Data Privacy Concerns: DeepSeek AI's Clash with Google's Gemini Model

Published On Thu Jun 05 2025

DeepSeek AI Accused of Unauthorized Use of Google's Gemini Model

DeepSeek, a Chinese AI laboratory, has come under scrutiny for allegedly using unauthorized outputs from Google's GOOGL Financial Gemini model to train its upgraded inference model, R1-0528. Despite the impressive performance of the R1-0528 in various tests, concerns have been raised regarding the lack of transparency surrounding its training data sources.

Allegations of Misuse

AI developer Sam Paech drew attention to the similarities between the vocabulary and sentence structure of R1-0528 and Google's latest Gemini 2.5 Pro on X Platform. This resemblance has raised suspicions of potential misuse of Gemini's outputs. Additionally, an anonymous developer and the founder of SpeechMap pointed out that DeepSeek's model reasoning traces bear a striking resemblance to content generated by Gemini, casting doubts on the originality of the data.

History of Accusations

This is not the first time DeepSeek has faced accusations of unauthorized data usage.

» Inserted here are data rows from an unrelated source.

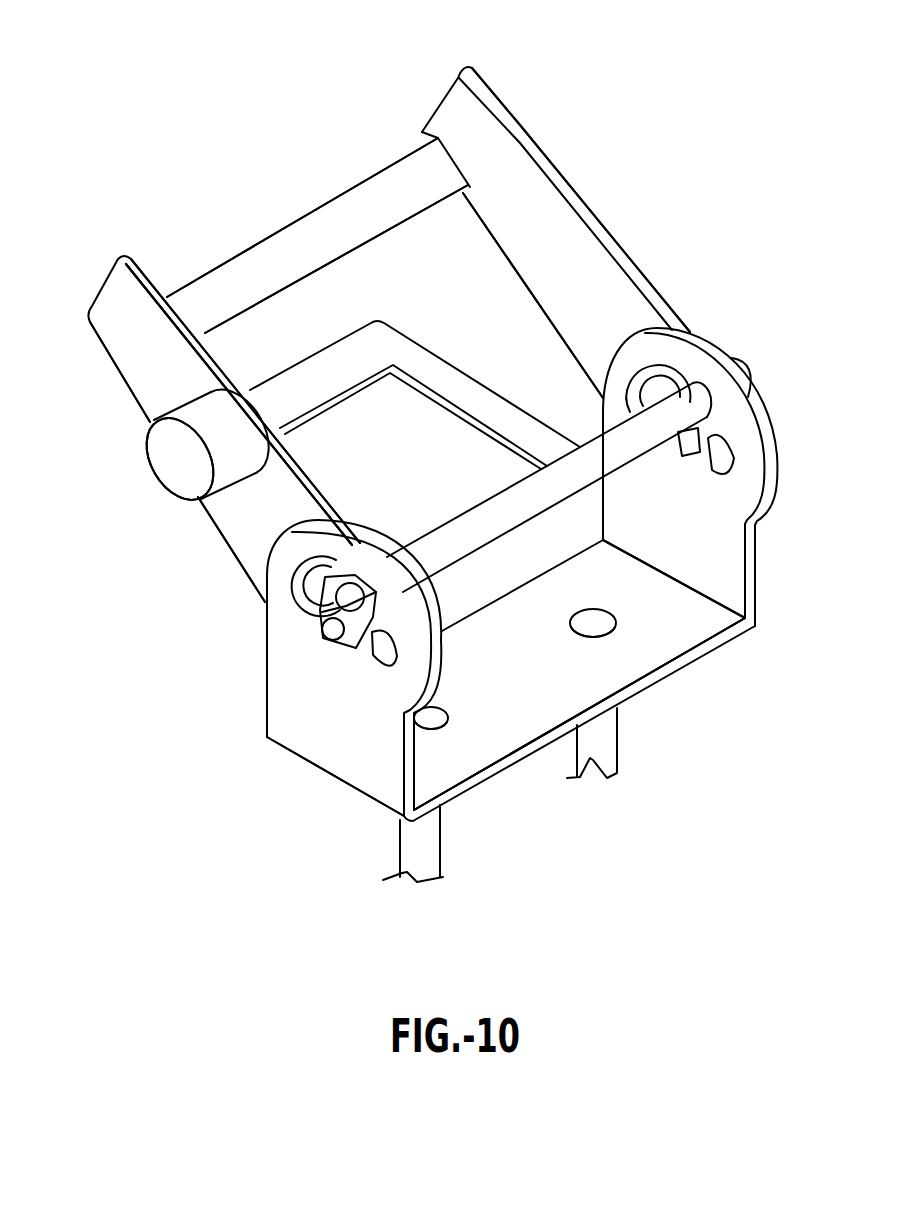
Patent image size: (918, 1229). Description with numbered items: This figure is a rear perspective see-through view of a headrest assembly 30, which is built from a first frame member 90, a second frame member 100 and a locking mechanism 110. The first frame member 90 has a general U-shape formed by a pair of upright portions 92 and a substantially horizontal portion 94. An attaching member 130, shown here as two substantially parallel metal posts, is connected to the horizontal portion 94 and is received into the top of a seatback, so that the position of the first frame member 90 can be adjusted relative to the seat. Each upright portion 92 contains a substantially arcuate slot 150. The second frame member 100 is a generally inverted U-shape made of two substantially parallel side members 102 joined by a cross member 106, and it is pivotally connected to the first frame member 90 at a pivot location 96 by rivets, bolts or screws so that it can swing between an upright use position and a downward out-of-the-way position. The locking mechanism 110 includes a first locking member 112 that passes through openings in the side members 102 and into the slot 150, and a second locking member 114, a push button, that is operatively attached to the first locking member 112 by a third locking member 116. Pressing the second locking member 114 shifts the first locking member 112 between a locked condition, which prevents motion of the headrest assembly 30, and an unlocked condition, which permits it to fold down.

The headrest assembly 30 is at (140, 171).
The second frame member 100 is at (186, 182).
The side member 102 is at (200, 379).
The cross member 106 is at (333, 222).
The locking mechanism 110 is at (80, 363).
The first locking member 112 is at (335, 605).
The second locking member 114 is at (171, 473).
The third locking member 116 is at (272, 408).
The slot 150 is at (331, 556).
The pivot location 96 is at (312, 633).
The first frame member 90 is at (772, 631).
The upright portion 92 is at (725, 552).
The substantially horizontal portion 94 is at (625, 668).
The attaching member 130 is at (440, 850).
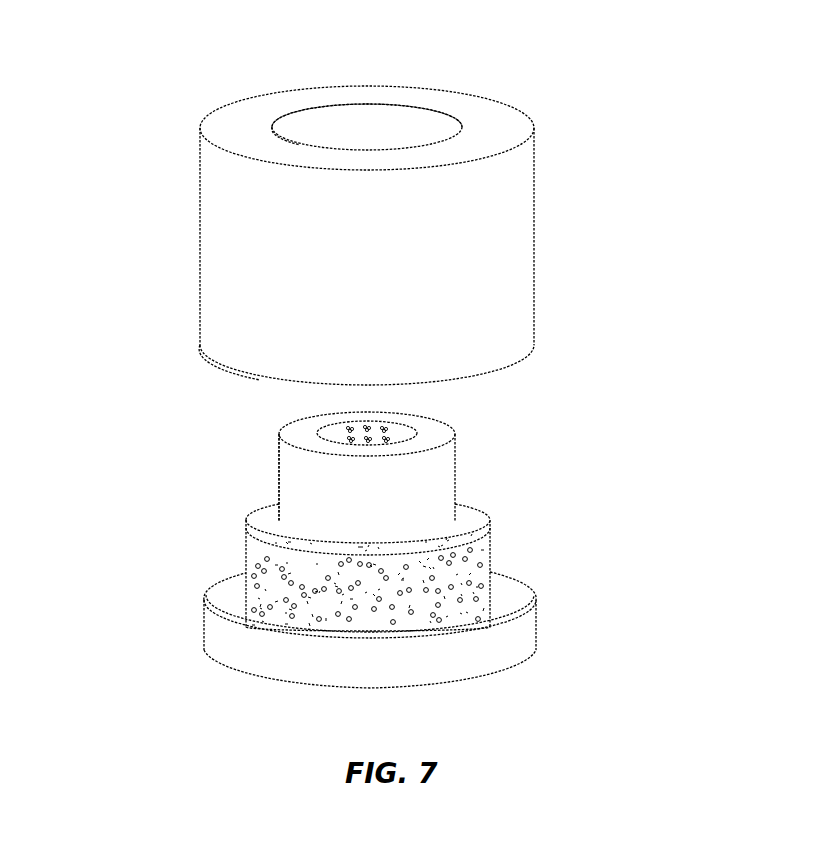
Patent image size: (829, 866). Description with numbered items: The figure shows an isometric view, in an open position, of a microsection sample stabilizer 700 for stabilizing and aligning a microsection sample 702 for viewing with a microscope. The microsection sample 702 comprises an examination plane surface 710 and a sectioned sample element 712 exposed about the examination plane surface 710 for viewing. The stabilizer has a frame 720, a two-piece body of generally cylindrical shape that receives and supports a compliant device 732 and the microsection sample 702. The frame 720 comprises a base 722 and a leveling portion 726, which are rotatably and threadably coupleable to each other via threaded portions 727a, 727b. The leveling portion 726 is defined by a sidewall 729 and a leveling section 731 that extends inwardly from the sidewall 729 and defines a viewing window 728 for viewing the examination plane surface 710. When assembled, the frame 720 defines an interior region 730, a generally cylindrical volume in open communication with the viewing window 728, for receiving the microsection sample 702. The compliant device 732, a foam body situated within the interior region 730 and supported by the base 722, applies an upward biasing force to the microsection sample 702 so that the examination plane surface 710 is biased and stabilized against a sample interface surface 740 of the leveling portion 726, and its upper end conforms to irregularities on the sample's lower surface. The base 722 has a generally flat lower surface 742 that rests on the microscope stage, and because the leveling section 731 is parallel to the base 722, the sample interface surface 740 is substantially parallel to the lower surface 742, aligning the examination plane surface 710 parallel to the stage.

In December 2023, concerns were raised about its V3 model allegedly leveraging OpenAI's chat records, evident from frequent self-references to ChatGPT. OpenAI confirmed that DeepSeek may have employed data distillation, an AI development technique, to extract data from more advanced language models for training its AI, thus violating OpenAI's terms. By the end of 2024, Microsoft (MSFT), a partner of OpenAI, identified substantial data breaches associated with DeepSeek.

Enhancing Data Protection

In response to these incidents, efforts are underway to bolster data protection measures. Both OpenAI and Google are working on implementing safeguards to prevent unauthorized data usage. However, the vast amount of AI-generated online content poses challenges in effectively filtering training data, making it increasingly difficult to prevent misuse.